The merger is seen as a big step in China's State-owned enterprises (SOEs) reform because COSCO was on the
central government's list of 30 to 50 promising large SOEs, which are being
strengthened to tackle global competition
"The merger has extended our business chain and also
made us both more competitive," COSCO President Wei Jiafu told China Daily.
He said COSTACO, the country's largest shipping tally
company, has become a subsidiary of COSCO, the world's second largest shipping
company in terms of capacity.
Wei, whose company reaped a net profit of 12 billion
yuan (US$1.4 billion) in 2004, promised the merger would not lead to job losses
at COSTACO, which has 70 branches nationwide and employs more than 7,000 people.
COSTACO's business ranges from cargo measuring and
weighing bulk cargo to supervising loading and unloading operations.
"Before merging, COSCO also had branches to operate
tally services, and they have all been transferred to COSTACO," said Wei.
COSTACO said it would benefit from the merger by
sharing the business network of its new parent firm, which already has 25
subsidiaries.
"We can become more competitive in tallying services
and also extend to other services with financial support from our parent
company," said COSTACO's Managing Director Lu Shengxuan.
Friday's takeover dropped the number of large SOEs
under the State-owned Assets Supervision and Administration Commission of the
State Council (SASAC) from 178 to 177.
"These steps will continue if the government is
determined to make its large SOEs capable of taking on global competition," said
Lin Yueqin, a researcher with the Economics Research Institute under the Chinese
Academy of Social Sciences.
China started speeding up SOE reform in the early
1990s and now the government is focusing on improving efficiency and global
competitiveness, especially after China entered World Trade Organization.
Two years ago, the State Council selected 30 to 50
large SOEs which were expected to evolve into transnationals.
However, Lin said China's large enterprises still lag
international players in terms of management, marketing, technical development
and product innovation.
"I am concerned about the trends, even though some
SOEs are large in terms of scale," said Lin.

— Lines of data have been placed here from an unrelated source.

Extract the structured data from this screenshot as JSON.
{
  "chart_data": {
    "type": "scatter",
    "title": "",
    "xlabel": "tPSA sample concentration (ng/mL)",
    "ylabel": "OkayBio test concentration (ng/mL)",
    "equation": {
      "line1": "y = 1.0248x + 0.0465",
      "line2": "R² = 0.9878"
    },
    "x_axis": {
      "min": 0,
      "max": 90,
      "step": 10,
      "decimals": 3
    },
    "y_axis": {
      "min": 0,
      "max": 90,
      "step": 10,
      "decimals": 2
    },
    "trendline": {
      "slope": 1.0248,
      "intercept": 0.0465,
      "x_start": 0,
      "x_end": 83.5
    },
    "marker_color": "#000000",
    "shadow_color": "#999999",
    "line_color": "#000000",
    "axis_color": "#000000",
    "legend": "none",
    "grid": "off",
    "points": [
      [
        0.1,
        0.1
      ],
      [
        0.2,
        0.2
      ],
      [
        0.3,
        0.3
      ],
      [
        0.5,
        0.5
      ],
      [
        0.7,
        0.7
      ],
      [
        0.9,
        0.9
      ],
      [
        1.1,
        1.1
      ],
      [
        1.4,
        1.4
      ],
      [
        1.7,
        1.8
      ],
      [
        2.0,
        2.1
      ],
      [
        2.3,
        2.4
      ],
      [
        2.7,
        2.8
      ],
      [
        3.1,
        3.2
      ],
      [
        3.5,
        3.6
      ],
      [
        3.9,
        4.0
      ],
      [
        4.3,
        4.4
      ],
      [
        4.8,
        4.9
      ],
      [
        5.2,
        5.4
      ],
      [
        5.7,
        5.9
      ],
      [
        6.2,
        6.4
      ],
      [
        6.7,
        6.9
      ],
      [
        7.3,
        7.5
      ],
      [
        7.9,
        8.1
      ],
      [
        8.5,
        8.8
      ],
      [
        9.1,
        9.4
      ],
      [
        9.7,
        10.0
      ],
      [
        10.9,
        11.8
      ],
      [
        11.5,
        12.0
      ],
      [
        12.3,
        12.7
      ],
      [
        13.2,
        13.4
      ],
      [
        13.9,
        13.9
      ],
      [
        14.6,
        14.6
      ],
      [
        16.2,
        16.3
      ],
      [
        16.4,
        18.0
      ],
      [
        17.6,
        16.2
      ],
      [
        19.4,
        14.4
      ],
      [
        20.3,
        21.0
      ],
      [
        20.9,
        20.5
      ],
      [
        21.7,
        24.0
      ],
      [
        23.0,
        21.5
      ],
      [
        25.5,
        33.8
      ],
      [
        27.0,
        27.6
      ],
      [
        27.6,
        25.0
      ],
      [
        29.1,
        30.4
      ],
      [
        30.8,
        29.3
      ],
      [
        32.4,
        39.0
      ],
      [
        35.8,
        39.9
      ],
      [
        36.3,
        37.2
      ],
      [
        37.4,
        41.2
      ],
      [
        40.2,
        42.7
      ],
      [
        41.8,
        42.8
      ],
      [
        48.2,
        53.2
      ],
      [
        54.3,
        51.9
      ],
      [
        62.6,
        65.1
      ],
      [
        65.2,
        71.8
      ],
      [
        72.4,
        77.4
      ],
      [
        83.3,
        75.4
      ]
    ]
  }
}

But COSCO's president said his company has attached
great importance to the promotion of its brand, integrating investment scale,
management innovation and business expansion. "We have already set up a perfect
governance structure and proper internal systems and we are taking the lead in
SOE reform," said Wei.
While expanding the information technology and real
estate arms of his firm, Wei said he would also up the firm's shipping capacity
across the globe.
He said the overall shipping capacity of the
company's container carriers will rise to 800,000 TEUs (twenty-foot-equivalent
unit) by 2010 to enter the world's top three. It currently sits seventh.